7. Eu égard au motif d'annulation retenu, et dès lors que la France est désormais responsable de l'examen de sa demande d'asile, le présent jugement implique nécessairement d'enjoindre au préfet de police, d'enregistrer la demande d'asile de M. A en procédure normale et de lui délivrer l'attestation prévue par l'article L. 521-7 du code de l'entrée et du séjour des étrangers et du droit d'asile, dans un délai de trois mois à compter de la notification du présent jugement.

Sur les frais liés au litige :

8. Dans les circonstances de l'espèce, M. A ayant étant admis à l'aide juridictionnelle totale, il y a lieu de mettre à la charge de l'Etat la somme de 1 000 euros à verser à Me Hug en application des dispositions combinées de l'article 37 de la loi du 10 juillet 1991 et de l'article L. 761-1 du code de justice administrative, sous réserve que ce dernier renonce à percevoir la part contributive de l'Etat au titre de l'aide juridictionnelle.

D E C I D E :

Article 1er : La décision du 22 juillet 2021 du préfet de police est annulée.

Article 2 : Il est enjoint au préfet de police d'enregistrer en procédure normale la demande d'asile de M. A dans le délai de trois mois à compter de la notification du présent jugement et de lui délivrer l'attestation prévue par l'article L. 521-7 du code de l'entrée et du séjour des étrangers et du droit d'asile.

Article 3 : L'Etat versera la somme de 1 000 euros à Me Hug, en application des dispositions de l'article L. 761-1 du code de justice administrative et de l'article 37 de la loi du 10 juillet 1991 relative à l'aide juridique, sous réserve que Me Hug renonce à percevoir la somme correspondant à la part contributive de l'Etat au titre de l'aide juridictionnelle.

Article 4 : Le surplus des conclusions de la requête est rejeté.

Article 5 : Le présent jugement sera notifié à M. B A, au préfet de police et à Me Hug.

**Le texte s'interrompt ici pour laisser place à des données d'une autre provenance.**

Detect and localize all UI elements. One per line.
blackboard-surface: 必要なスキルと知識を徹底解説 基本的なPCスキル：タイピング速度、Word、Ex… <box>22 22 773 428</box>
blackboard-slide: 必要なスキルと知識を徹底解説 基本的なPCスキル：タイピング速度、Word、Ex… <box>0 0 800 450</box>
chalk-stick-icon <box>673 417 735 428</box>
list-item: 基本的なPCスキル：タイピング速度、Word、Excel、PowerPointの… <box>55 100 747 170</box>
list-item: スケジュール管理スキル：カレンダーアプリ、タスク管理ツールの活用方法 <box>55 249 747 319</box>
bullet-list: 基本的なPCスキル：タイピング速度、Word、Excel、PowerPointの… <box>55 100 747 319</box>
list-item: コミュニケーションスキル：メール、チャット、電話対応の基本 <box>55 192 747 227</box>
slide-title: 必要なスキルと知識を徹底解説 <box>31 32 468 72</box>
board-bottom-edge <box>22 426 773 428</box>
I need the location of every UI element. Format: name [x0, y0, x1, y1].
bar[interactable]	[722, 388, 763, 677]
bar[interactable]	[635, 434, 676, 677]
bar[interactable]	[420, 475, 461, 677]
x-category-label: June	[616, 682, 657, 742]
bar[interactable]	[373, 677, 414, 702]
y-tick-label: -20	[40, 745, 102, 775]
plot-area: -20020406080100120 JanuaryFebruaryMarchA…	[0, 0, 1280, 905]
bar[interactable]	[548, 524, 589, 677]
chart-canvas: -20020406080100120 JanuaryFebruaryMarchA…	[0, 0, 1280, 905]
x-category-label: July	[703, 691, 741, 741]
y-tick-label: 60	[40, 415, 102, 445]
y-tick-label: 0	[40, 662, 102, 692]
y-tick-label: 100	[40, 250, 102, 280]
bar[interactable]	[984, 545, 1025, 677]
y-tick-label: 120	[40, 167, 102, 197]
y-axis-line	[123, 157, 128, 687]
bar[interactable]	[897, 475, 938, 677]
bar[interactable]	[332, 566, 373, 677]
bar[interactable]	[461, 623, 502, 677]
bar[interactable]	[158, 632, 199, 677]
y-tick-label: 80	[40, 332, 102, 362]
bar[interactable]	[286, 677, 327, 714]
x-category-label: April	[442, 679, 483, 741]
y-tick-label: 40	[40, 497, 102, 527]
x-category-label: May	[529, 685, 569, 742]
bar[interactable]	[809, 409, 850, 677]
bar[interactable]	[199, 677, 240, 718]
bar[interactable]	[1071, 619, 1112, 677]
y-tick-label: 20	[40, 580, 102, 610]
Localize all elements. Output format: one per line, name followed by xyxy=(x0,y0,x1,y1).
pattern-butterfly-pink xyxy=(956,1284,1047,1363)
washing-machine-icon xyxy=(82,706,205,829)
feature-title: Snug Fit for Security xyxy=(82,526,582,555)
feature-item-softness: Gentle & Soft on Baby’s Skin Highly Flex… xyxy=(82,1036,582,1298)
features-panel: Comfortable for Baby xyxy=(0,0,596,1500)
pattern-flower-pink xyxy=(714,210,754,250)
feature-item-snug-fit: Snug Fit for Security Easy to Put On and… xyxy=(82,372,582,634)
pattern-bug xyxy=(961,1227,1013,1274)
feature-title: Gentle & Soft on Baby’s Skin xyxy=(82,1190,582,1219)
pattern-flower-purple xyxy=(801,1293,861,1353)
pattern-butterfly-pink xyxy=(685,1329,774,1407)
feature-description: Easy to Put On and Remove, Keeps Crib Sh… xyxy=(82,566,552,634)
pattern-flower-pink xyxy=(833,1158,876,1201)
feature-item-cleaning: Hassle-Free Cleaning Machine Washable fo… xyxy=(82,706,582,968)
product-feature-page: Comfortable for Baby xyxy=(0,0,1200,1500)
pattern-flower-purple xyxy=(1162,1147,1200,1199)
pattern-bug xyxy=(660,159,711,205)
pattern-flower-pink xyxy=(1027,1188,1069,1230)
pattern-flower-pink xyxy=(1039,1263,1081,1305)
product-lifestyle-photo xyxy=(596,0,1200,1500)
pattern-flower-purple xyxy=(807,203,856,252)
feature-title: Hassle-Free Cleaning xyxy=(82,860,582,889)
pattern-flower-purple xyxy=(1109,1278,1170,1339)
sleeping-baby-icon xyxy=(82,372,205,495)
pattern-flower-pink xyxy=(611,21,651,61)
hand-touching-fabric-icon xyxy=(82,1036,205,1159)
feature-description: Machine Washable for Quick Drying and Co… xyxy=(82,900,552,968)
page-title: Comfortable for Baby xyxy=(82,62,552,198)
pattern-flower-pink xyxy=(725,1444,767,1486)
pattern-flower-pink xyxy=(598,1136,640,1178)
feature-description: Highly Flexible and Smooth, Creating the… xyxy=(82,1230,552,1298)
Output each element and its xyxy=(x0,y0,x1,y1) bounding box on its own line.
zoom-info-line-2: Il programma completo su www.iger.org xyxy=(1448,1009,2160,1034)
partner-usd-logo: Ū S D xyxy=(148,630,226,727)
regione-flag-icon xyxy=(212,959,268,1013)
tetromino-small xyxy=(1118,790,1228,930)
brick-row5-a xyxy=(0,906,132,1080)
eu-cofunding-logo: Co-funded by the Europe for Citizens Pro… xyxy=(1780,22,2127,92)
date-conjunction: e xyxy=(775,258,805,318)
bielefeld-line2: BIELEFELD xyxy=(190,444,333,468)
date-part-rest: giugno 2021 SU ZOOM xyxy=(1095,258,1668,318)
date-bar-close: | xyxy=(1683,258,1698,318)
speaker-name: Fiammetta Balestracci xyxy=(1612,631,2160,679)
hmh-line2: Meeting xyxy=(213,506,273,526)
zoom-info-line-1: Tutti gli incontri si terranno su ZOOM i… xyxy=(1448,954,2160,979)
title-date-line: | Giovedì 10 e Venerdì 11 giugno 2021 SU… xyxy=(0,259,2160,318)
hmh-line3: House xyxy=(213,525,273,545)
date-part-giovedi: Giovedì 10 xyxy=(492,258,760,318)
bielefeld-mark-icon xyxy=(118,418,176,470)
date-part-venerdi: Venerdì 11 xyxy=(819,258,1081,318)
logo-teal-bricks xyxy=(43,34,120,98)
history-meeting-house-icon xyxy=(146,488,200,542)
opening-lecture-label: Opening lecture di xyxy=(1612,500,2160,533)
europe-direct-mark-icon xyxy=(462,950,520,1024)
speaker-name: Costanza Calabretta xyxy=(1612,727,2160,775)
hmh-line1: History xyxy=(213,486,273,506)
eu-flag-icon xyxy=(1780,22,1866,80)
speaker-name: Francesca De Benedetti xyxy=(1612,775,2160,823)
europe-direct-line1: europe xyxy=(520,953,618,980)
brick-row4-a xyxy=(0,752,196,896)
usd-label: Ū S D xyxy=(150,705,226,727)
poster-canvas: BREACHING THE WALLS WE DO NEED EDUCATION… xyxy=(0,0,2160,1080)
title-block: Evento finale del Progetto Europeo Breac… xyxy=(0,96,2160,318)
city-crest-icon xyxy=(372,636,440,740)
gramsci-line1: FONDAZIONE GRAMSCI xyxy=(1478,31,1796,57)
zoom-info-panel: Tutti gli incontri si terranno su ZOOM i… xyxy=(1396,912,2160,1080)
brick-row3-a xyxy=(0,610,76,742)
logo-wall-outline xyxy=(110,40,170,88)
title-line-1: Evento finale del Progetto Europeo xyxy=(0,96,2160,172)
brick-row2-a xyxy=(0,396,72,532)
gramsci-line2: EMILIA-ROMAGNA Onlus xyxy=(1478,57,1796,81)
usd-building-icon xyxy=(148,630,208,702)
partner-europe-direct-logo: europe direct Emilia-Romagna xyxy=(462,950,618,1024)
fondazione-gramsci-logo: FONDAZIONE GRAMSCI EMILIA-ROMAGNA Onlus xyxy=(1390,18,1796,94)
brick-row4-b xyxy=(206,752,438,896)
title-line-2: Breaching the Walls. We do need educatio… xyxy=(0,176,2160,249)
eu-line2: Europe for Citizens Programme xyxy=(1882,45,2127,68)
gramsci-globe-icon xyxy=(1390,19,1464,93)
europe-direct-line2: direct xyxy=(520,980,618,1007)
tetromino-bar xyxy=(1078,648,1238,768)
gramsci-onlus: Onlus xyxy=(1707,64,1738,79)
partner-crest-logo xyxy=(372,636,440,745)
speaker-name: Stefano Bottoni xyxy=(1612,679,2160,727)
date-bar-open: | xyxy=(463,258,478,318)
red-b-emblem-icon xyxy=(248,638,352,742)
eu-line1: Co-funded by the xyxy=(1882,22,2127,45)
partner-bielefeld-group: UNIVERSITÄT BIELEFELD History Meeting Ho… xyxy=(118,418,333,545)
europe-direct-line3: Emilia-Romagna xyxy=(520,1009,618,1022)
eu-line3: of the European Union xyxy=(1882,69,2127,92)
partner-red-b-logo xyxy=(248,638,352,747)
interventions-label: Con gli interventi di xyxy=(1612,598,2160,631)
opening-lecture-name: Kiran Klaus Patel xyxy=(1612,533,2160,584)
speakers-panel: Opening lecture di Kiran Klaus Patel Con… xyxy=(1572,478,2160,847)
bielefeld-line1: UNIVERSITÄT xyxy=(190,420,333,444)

Délibéré après l'audience du 17 mai 2023, à laquelle siégeaient :

- Mme Amat, présidente,

- M. Rezard, premier conseiller,

- Mme Guglielmetti, conseillère.

Rendu public par mise à disposition au greffe le 1er juin 2023.

La rapporteure,

S. Guglielmetti

La présidente,

N. AmatLa greffière,

P. Tardy-Panit

La République mande et ordonne au préfet de police en ce qui le concerne ou à tous commissaires de justice à ce requis en ce qui concerne les voies de droit commun contre les parties privées, de pourvoir à l'exécution de la présente décision.